A UniFi specialist also warned that locking is usually not a good default choice. UniFi supports rolling upgrade behavior where the controller can move clients away from an access point before applying firmware. If a Shelly device is locked to that AP, the network may lose that normal maintenance path.

For that reason, AP locking should be documented per device and tested during an AP restart. Use it only when the installed device has a real stability problem and the selected AP is clearly the best available radio path. It should not be used to hide inadequate coverage or as a routine first step.

Use Predictable Address Management

Wi-Fi association and IP addressing are separate stages. A device may connect to an AP successfully and still appear offline because it cannot obtain or retain a usable address.
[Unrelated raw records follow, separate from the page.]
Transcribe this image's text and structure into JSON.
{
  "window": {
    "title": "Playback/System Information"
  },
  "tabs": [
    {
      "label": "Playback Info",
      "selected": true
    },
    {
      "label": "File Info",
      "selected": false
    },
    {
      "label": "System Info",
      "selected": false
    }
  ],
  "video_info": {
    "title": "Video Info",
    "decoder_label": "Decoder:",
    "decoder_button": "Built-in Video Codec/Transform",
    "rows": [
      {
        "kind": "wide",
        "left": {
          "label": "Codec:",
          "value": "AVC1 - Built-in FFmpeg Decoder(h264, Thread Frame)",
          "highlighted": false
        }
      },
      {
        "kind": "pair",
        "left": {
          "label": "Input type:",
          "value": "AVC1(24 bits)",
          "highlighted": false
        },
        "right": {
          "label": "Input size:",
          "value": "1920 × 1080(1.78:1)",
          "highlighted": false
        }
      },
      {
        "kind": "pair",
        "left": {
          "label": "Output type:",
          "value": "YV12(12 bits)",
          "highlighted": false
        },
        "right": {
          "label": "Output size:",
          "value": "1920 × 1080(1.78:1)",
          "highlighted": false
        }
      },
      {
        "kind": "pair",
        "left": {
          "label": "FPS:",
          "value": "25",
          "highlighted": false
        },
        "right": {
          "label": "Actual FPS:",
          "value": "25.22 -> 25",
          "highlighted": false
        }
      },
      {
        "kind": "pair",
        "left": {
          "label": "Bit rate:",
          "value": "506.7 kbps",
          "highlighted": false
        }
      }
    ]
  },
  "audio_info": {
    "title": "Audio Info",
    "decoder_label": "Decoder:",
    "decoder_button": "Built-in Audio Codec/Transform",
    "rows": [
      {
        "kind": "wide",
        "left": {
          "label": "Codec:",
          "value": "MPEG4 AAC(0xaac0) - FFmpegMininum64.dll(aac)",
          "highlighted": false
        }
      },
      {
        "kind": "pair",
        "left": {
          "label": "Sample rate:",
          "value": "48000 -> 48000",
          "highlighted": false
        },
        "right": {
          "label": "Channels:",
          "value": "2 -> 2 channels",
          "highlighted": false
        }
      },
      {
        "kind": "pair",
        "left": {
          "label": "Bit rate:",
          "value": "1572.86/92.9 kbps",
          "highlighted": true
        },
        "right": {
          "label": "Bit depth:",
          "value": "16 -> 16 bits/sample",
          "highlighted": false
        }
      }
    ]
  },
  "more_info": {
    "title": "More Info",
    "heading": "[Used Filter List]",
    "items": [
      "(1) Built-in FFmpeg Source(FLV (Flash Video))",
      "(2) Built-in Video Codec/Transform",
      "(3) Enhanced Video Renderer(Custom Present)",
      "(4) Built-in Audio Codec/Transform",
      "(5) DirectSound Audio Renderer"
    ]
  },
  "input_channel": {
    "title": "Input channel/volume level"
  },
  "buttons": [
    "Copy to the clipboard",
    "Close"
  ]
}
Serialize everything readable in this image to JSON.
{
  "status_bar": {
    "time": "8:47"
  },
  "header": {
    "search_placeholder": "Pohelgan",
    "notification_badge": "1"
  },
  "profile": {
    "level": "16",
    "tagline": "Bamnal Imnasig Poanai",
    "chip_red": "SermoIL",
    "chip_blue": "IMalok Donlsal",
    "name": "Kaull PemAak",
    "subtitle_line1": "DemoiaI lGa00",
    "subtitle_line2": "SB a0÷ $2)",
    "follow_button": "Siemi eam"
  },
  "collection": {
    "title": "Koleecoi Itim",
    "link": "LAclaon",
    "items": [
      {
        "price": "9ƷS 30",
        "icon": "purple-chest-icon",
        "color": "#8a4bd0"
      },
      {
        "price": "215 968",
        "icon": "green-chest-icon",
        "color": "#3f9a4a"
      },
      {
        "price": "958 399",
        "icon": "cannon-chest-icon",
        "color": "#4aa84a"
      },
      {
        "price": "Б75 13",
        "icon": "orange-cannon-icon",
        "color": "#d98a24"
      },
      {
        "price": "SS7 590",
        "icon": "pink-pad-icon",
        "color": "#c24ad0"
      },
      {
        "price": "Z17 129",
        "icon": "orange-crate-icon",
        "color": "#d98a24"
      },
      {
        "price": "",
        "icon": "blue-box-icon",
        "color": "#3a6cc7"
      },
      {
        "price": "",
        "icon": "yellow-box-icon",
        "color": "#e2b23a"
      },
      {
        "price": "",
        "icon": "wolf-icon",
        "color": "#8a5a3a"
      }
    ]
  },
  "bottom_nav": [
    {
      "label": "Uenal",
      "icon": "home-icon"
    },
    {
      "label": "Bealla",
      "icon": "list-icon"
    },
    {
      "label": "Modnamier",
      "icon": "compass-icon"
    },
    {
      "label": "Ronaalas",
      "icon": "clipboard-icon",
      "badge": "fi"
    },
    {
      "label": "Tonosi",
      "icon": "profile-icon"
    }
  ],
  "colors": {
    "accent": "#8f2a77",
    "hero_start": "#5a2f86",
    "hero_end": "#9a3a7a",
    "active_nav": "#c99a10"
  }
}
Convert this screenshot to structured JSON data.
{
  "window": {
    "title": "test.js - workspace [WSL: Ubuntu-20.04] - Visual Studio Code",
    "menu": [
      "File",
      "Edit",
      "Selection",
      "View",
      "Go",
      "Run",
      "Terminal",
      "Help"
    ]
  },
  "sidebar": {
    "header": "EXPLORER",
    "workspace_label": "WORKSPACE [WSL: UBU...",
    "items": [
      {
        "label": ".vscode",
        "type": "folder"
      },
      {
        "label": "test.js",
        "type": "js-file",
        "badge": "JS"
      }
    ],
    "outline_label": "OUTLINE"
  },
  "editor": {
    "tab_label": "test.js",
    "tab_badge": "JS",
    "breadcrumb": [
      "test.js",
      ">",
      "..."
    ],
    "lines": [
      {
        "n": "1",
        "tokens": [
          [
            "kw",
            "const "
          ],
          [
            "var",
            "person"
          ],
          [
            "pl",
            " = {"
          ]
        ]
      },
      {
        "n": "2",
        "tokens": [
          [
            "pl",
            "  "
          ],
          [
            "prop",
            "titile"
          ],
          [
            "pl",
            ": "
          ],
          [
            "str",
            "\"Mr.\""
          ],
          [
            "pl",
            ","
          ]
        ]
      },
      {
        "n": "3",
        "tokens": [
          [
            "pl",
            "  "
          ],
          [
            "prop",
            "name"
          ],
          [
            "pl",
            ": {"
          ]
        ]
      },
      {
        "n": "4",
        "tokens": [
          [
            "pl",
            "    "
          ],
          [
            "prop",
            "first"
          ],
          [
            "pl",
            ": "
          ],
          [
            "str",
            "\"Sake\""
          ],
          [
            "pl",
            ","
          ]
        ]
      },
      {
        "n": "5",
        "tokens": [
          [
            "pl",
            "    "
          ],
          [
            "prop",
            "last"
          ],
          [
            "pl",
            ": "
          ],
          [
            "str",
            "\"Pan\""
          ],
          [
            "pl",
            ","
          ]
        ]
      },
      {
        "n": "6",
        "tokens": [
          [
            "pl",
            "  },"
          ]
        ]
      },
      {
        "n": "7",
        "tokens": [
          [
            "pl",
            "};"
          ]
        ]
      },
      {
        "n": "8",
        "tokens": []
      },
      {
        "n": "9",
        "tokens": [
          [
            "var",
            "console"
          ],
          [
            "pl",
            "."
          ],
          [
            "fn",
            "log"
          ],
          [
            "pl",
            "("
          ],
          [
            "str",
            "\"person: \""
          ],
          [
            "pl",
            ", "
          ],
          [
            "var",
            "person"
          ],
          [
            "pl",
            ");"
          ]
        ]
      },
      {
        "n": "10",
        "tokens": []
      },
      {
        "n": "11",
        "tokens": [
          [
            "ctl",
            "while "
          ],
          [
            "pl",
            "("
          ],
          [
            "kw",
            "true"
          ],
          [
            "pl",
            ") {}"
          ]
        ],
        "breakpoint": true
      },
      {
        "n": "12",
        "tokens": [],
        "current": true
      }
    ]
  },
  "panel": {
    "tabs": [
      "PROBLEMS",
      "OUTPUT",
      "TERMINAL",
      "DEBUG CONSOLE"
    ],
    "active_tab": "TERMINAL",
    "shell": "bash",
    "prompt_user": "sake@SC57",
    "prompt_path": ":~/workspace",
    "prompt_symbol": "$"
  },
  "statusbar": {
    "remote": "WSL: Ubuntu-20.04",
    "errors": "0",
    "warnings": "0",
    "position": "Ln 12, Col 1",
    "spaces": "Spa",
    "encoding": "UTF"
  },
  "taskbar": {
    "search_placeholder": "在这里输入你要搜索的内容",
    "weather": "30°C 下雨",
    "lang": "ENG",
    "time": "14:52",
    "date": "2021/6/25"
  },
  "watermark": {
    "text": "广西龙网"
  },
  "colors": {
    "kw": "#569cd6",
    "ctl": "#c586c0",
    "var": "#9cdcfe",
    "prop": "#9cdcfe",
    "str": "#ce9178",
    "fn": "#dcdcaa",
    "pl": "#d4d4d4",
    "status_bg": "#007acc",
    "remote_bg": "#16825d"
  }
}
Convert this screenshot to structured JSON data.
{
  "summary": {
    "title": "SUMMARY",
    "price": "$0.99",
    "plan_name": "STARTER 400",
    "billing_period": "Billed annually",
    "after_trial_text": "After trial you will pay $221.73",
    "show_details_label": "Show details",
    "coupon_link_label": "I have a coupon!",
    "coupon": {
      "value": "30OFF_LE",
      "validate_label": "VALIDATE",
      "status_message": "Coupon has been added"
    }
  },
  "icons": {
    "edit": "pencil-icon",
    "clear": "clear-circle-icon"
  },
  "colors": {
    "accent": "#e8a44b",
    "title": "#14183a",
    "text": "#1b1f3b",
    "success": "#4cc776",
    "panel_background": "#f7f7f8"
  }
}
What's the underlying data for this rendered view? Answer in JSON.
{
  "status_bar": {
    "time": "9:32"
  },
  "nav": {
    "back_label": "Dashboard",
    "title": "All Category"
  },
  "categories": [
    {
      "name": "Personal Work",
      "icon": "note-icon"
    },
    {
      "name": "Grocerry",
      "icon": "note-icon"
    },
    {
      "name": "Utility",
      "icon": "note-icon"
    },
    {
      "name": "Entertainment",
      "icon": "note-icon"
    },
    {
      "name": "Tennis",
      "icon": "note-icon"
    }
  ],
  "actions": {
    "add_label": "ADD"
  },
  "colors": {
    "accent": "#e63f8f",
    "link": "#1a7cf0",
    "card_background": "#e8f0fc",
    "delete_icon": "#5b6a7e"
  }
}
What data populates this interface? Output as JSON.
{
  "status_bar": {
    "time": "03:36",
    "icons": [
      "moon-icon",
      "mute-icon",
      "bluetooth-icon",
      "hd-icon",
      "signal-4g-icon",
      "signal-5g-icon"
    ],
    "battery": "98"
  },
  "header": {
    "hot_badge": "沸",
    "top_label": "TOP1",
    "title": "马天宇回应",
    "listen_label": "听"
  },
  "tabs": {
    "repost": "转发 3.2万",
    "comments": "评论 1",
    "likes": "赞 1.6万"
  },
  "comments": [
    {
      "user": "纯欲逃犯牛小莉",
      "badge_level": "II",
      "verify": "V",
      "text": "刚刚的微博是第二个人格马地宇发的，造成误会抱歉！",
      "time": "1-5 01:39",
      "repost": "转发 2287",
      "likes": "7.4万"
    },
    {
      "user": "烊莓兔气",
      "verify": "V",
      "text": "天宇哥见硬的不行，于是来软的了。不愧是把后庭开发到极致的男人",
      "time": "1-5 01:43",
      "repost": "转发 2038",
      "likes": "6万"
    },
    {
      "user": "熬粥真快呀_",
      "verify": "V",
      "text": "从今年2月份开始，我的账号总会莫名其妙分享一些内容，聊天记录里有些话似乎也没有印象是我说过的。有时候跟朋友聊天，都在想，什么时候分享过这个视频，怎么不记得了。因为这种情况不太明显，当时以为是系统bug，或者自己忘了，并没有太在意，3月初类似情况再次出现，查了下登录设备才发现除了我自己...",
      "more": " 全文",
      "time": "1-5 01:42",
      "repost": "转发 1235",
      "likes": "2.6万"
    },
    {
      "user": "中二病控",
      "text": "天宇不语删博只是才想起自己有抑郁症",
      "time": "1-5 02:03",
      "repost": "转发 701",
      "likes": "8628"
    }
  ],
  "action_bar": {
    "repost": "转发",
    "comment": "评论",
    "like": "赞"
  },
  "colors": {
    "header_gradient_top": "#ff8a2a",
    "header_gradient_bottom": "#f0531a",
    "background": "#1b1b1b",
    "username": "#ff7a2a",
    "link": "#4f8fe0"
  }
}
For mains-powered Shelly devices, DHCP reservations are generally easier to manage than manually configured static addresses. They provide predictable addresses while keeping address ownership visible in the DHCP server.

Community advice is divided on battery-powered devices. One recommendation is to use static addresses to reduce DHCP traffic during short wake periods, but this should be tested on the exact device and validated against current Shelly guidance before it becomes a deployment standard.

Whichever method is used, check for duplicate addresses, exhausted pools, unexpected VLAN assignment, and DHCP events at the same time as the reported disconnect.

Change One Variable at a Time

The fastest way to lose the cause is to change every setting at once. Start with the conservative baseline and observe the network for a defined period. Then introduce one change and compare the result.

Test

Baseline

Variant

What to measure

Fast Roaming

Off

On

Disconnects and AP transitions

Band Steering

Off

On

Association failures and reconnect time

Minimum RSSI

Off

Site-selected value

Forced disconnects and recovery

Radio management

Fixed

Automatic

Channel or power changes near failures

AP selection

Automatic

Locked

Stability and behavior during AP outage

Addressing

DHCP reservation

Existing method

Lease failures and conflicts

For each test, record:

  • date and duration;

  • affected device and firmware;

  • UniFi Network and AP versions;

  • AP, channel, signal, and retry information;

  • disconnect reason where available;

  • device uptime or reboot reason;

  • the exact setting changed;

  • the rollback value.

A Practical Troubleshooting Sequence

Use the following order when repeated reconnects affect one or more Shelly devices:

  1. Confirm that the device is not rebooting because of power or firmware.

  2. Verify the exact model's Wi-Fi and security requirements.

  3. Check signal stability and interference at the installed location.

  4. Move the device to a dedicated, conservative IoT SSID.

  5. Disable roaming assistance on that IoT SSID, then disable band steering and Minimum RSSI temporarily.

  6. Fix channels and transmit power during the observation period.

  7. Review DHCP and address-conflict events.

  8. Compare disconnect times with AP association changes.

  9. Test AP locking only if one AP has reliable coverage.

  10. Reintroduce required optimization features individually.

  11. Document the final settings and how to recover during an AP failure.

The Goal Is Predictability

UniFi optimization features are not inherently unsuitable for IoT networks. They are tools designed for particular client behavior and network goals. The problem appears when a fixed, constrained client is managed as though it were a modern mobile device.

A stable Shelly deployment starts with predictable radio conditions, compatible security, reliable addressing, and evidence from both sides of the connection. Once that baseline is stable, roaming and other optimization features can be tested deliberately instead of enabled by assumption.

That approach scales better than searching for one universal setting: measure the failure, simplify the environment, confirm the cause, and preserve a documented rollback path.